John Ibbitson, the chief political correspondent for the Toronto Globe and Mail and Darrell Bricker, the CEO of polling firm Ipsos Global Public Affairs, have a book that I think will cause many of John’s Globe readers, at least, as well as many other government, academic and cultural elites in the Toronto-Ottawa-Montreal corridor to be cluck, cluck, clucking in disagreement over some uncomfortable ideas — uncomfortable to those elites, in any event — the authors advance. For example: “The Conservative Party will be to the 21st-century what the Liberal Party was to the 20th: the perpetually dominant party, the natural governing party.”
Or: ”From the time of Confederation until quite recently, the political, academic, cultural, media, and business elites in the communities along the watershed of the St. Lawrence River ran this country. On all of the great issues of the day, these Laurentian elites debated among themselves, reached a consensus, and implemented that consensus. They governed. These elites are in a very bad mood right now — the worst in their lives, as far as politics is concerned. No one is listening to them anymore.”
The book is called The Big Shift: The Seismic Change in Canadian Politics, Business and Culture and What it Means for Our Future. I know and often enjoy the company and conversation of both Ibbitson and Bricker and, as with any authors, I wish them all success when the book hits the streets on Feb. 28. I hope The Big Shift finds many readers. (As I work my way through it, you’ll see some thoughts/quotes tweeted from me using the hashtag #BigShiftCanada).
Many (most?) members of the Parliamentary Press Gallery should read this book if only for Bricker’s demographic analysis which may help those of us in Ottawa understand some of the shifts in thought and temperament in the rest of the country. Mind you, I and my press gallery colleagues will also learn that Ibbitson and Bricker think very little of most of our employers and their Laurentian bias when it comes to the news.
Ibbitson (though he works for a paper that is among the most guilty in terms of providing false comfort for the Laurentian elites — anyone see the Globe‘s A1 after Redford won her Alberta premiership?) and Bricker are scathing when it comes to the the hysterics of Harper’s mainstream media critics. Globe and Mail columnist Lawrence Martin and Toronto Star columnist Heather Mallick get singled out but there is no shortage of what Ibbitson and Bricker call Laurentian media elites who “believe that any government outside its ideological or geographical frame of reference is not a legitimate government. Its policies are not simply wrong, but destructive. The suburban voters who have detached themselves from their former allies in city centers are deluded. The elections that brought such a government to power had to have been corrupted. The Conservative government is not misguided; it is evil. Stephen Harper is evil.”
Bricker and Ibbitson even compare the Laurentian elite media that holds this view to the “birthers”, the nuts in the U.S. who think Obama’s birth certificate is fake and that he is a Muslim and possibly a Muslim terrorist. ”Whenever the central Canadian power elites have found the argument not going their way, they have questioned the legitimacy of the other side.”

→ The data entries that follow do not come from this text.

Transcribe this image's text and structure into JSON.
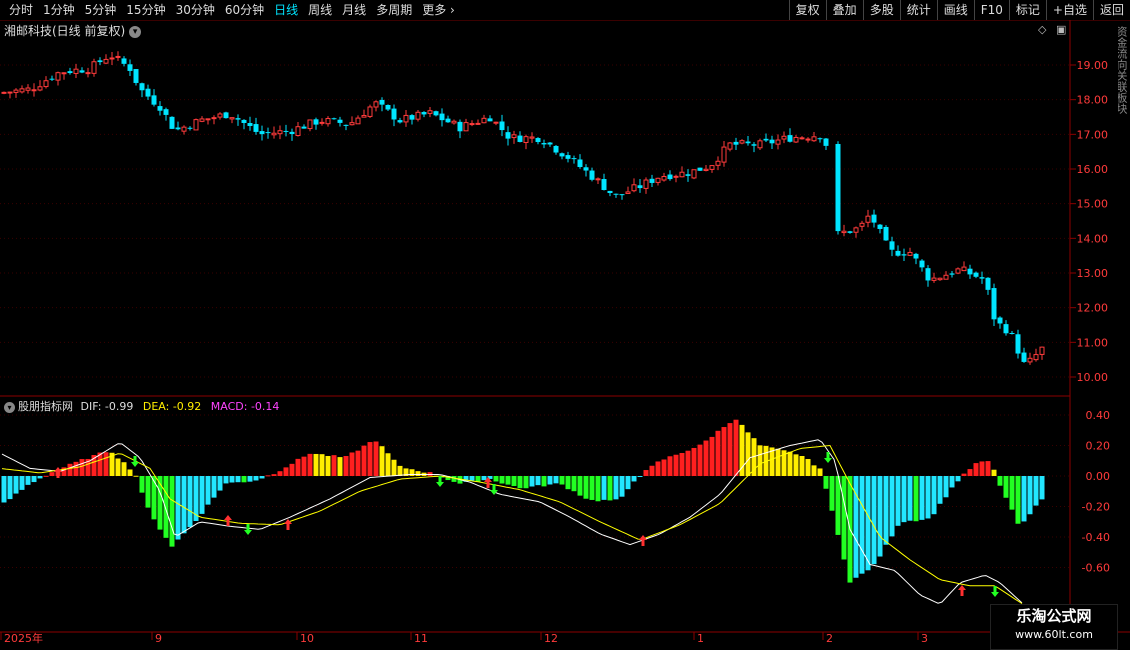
{
  "toolbar": {
    "periods": [
      "分时",
      "1分钟",
      "5分钟",
      "15分钟",
      "30分钟",
      "60分钟",
      "日线",
      "周线",
      "月线",
      "多周期",
      "更多"
    ],
    "active": "日线",
    "right_buttons": [
      "复权",
      "叠加",
      "多股",
      "统计",
      "画线",
      "F10",
      "标记",
      "+自选",
      "返回"
    ]
  },
  "stock_title": "湘邮科技(日线 前复权)",
  "indicator": {
    "name": "股朋指标网",
    "dif_label": "DIF: -0.99",
    "dea_label": "DEA: -0.92",
    "macd_label": "MACD: -0.14"
  },
  "price_axis": [
    "19.00",
    "18.00",
    "17.00",
    "16.00",
    "15.00",
    "14.00",
    "13.00",
    "12.00",
    "11.00",
    "10.00"
  ],
  "ind_axis": [
    "0.40",
    "0.20",
    "0.00",
    "-0.20",
    "-0.40",
    "-0.60"
  ],
  "date_axis": [
    "2025年",
    "9",
    "10",
    "11",
    "12",
    "1",
    "2",
    "3"
  ],
  "side_text": "资金流向关联板块",
  "watermark": {
    "line1": "乐淘公式网",
    "line2": "www.60lt.com"
  },
  "colors": {
    "up": "#ff3b3b",
    "down": "#00e5ff",
    "axis": "#8b0000",
    "dif": "#ffffff",
    "dea": "#ffff00",
    "bar_red": "#ff1f1f",
    "bar_yellow": "#ffee00",
    "bar_green": "#22ff22",
    "bar_cyan": "#22e6ff"
  }
}
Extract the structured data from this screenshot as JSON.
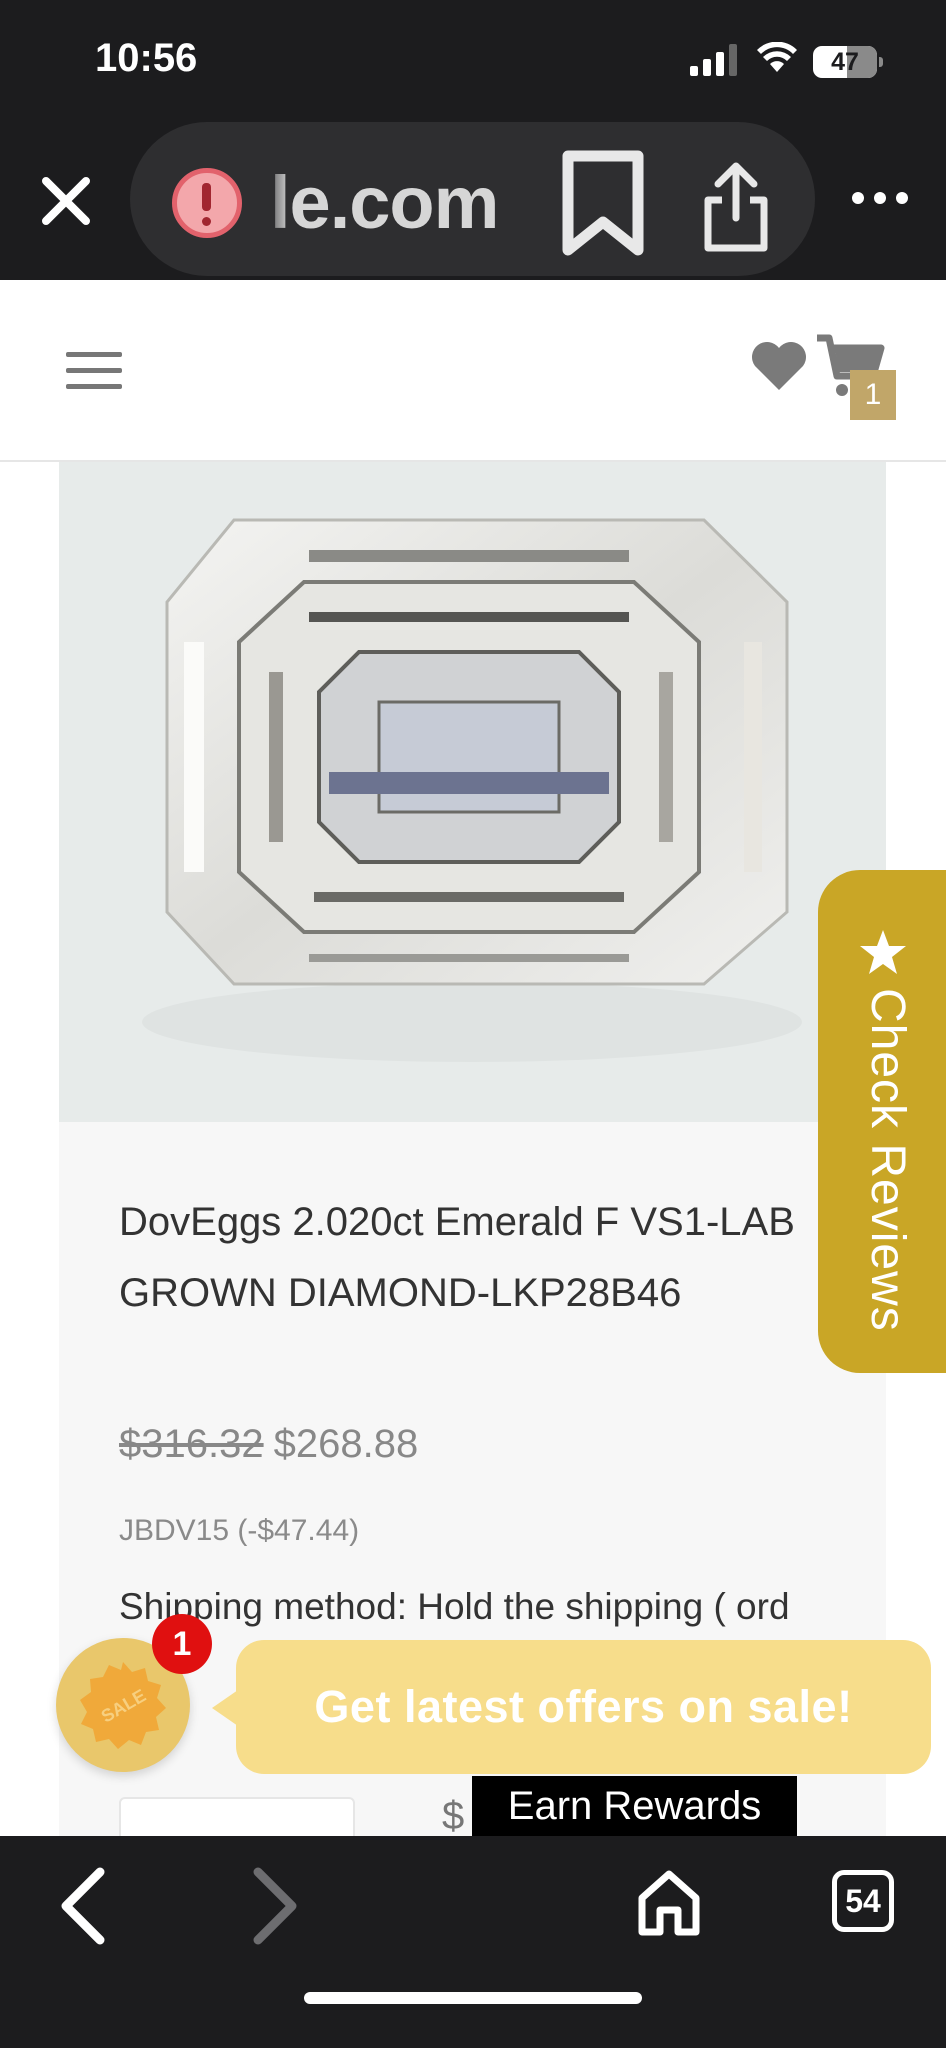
{
  "status_bar": {
    "time": "10:56",
    "battery": "47"
  },
  "browser": {
    "url": "le.com",
    "open_tabs": "54"
  },
  "header": {
    "cart_count": "1"
  },
  "product": {
    "title": "DovEggs 2.020ct Emerald F VS1-LAB GROWN DIAMOND-LKP28B46",
    "price_original": "$316.32",
    "price_sale": "$268.88",
    "coupon": "JBDV15 (-$47.44)",
    "shipping": "Shipping method: Hold the shipping ( ord eth",
    "partial_price": "$"
  },
  "reviews_tab": {
    "label": "Check Reviews"
  },
  "sale_popup": {
    "seal_text": "SALE",
    "badge_count": "1",
    "message": "Get latest offers on sale!"
  },
  "rewards": {
    "label": "Earn Rewards"
  },
  "colors": {
    "gold": "#c9a626",
    "sale_bubble": "#f7dd8b",
    "cart_badge": "#c1a669",
    "browser_chrome": "#1c1c1e"
  },
  "icons": [
    "close-icon",
    "warning-icon",
    "bookmark-icon",
    "share-icon",
    "more-icon",
    "menu-icon",
    "heart-icon",
    "cart-icon",
    "star-icon",
    "sale-seal-icon",
    "back-icon",
    "forward-icon",
    "home-icon",
    "tabs-icon"
  ]
}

Never mind, the authors write, that Pierre Trudeau invoked the War Measures Act, expropriated private property in the National Energy Policy, and tore the country apart when repatriating the Constitutution, “that’s nothing compared to gutting the mandatory long-form census.”
This is but a small taste that comes midway through the book. There is a whole chapter on the “The Decline of the Laurentian Media: Why it doesn’t matter if the press gallery doesn’t like Stephen Harper.” I’ll pull out the juicy bits in that chapter in a future blog post.